Apart from alignment on epistemology and ethics, maybe one useful tactic could be reducing the inferential distance between human and AI intelligence, e.g., by giving AIs direct access to Neuralink data so that AI can infer more directly whether a human is “unhappy” from neuronal evidence. This is also the path towards cyborgisation and in line with the idea that I have that long-term (100+ years), the only viable strategy for humanity is to merge with AI.

This is also an interesting topic from the perspective of information asymmetry and game theory: presumably if we develop interpretability tools, we will have near-perfect visibility into AI’s cognitive states. But without neuronal data, AI won’t have visibility into ours. I’m not sure whether such an asymmetry is a good or bad thing. But it could be a good thing, and giving AIs direct access to human cognitive states could be more dangerous than useful.

Finally, on this topic, it’s interesting to note that this “Out-of-distribution generalization problem 1” is also unsolved for humans right now: certain evolutionary and pro-social drives in humans are hijacked by out-of-distribution stuff such as (social) media, destructive ideologies and cults, porn, online dating, etc. All these things are brand new and thus “out of distribution” on the timescale of the evolution of humans and humans often don’t handle them well.

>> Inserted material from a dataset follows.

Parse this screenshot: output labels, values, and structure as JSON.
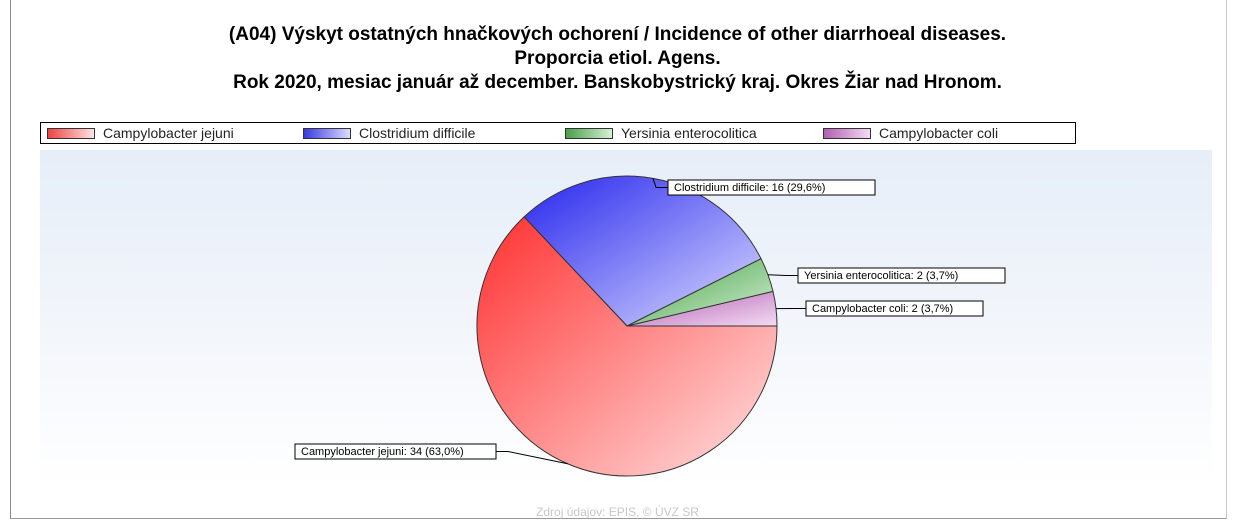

There is probably no easy fix for hijacking on the level of an individual and thus the issue should be addressed on the higher-system level, with governance and deliberate societal/​economic system design, incentive design, mechanism design, etc. Probably the same will apply to AIs: no matter how good their design, the higher-level system should also provide the right incentives. I discussed this recently in this comment.

AI alignment scientists could work on the H-JEPA proposal just to prepare themselves for evaluating AI-generated science

For one thing, we don’t actually know for sure that this technical alignment problem is solvable at all, until we solve it. And if it’s not in fact solvable, then we should not be working on this research program at all.

This is an important point, indeed. My attitude towards APTAMI is that it could work, but this depends on developing an enormous amount of novel science in cognitive science, epistemology, ethics, etc., which wouldn’t be possible without the help of an “alignment MVP”. But that “alignment MVP” (e.g., a CoEm) could tell us “Sorry guys, this looks like a technically unsolvable problem”, or fail to find a solution no matter how hard it tries. (This is a big risk factor in the “alignment MVP” plans such as those of OpenAI and Conjecture, but discussing this risk is out of scope here.)

So, in the context of the “alignment MVP” plans of AGI labs, I think we could and should think about the proposed research program, but not really with the purpose of actually developing this research program to maturity and deploying it “at full capacity” (unless the current LLM scaling paradigm will fail short of “AGI scientist” level, as LeCun predicts, and we will be forced to develop LeCun’s agenda to make the very “alignment MVP”). The purpose is, rather, to prepare ourselves as alignment scientists to find problems with whatever cognitive and alignment science “alignment MVP” will be generating (or assisting humans to generate), because ultimately it will be the human task to understand and verify that body of research and engineering designs.